Harvested from the fields of Kyoto in early May, with leaves carefully selected and refined by Takashi Nishide, this "Ohashiri" is an extra early harvest of fine, young, delicate green tea leaves.
Only about 50kg of this leaf was harvested in 2023, and Nishide-san called us excitedly to say that this was the best he has ever seen organic sencha from the Uji region of Kyoto due to the excellent weather. Though shaded for 15 days, it is best described as a high quality umami rich sencha rather than a more powerfully umami soaked kabusecha.
- Ingredients: Green tea
- Cultivar: Yabukita
- Shaded: 15 days
- Harvest: May 4th by Inaoki Hiroyuki, refined by Takashi Nishide
- Region: Minami Yamashiro Village, Kyoto Prefecture
- 1st Steeping - Tea: 5 grams. Time: 60 seconds. Water: 60˚C/140˚F, 1 cup.

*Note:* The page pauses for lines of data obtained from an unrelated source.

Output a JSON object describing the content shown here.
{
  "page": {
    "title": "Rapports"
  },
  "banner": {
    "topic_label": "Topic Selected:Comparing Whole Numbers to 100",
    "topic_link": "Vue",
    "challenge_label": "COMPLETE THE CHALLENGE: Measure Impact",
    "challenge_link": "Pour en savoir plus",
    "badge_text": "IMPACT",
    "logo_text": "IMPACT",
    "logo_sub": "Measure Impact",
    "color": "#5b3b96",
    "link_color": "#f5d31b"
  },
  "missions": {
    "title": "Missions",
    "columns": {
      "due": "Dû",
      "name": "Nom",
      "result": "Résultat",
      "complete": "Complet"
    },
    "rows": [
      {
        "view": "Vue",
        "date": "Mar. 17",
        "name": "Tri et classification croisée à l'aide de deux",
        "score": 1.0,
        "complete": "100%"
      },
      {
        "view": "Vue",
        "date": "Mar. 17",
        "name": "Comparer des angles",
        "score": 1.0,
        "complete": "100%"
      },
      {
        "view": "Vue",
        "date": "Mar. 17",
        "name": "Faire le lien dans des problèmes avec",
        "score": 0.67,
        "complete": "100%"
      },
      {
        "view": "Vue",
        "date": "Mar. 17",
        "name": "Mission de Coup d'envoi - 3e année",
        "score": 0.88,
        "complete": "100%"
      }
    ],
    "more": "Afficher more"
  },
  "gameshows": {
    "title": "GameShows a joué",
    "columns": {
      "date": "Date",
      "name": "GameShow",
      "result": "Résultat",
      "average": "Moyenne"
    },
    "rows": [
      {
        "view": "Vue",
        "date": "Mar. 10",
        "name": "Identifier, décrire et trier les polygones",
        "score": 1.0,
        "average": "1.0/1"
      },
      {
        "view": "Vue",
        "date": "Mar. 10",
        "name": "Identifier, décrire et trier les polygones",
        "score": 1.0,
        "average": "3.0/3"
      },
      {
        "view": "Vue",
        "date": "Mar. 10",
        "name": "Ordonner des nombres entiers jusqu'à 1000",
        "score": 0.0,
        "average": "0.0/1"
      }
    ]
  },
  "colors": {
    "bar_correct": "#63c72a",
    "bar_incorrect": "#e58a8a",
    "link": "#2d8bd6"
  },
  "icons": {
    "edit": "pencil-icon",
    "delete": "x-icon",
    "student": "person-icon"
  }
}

- 2nd Steeping - Time: 10 seconds. Water: 80˚C/176˚F, 1 cup.
- 3rd Steeping - Time: 45 seconds. Water: 90˚C/194˚F, 1 cup.
- The amounts above are guidelines. Adjust to preference.
- Consider also advanced steeping techniques such as cold or ice steeping (see Steeping Techniques).
- Name: Nishide Tea Factory (Nishide Seichajyo Co., Ltd.)
- Type: Family-owned tea factory
- CEO: Takashi Nishide
- Address: 59 Higashiokutani Zenjyoji, Ujitawara-cho, Tsuzuki-gun, Kyoto 610-0201, Japan
The Nishide Tea Factory is managed by husband and wife team, Takashi and Atsuko Nishide and their family. Established over 140 years ago, the Nishide family buys aracha tea (unrefined leaves) from the tea farms of Kyoto and surrounding prefectures, and refines them further to craft high quality tea leaves that are uniform in color and shape, and of course excellent in flavor.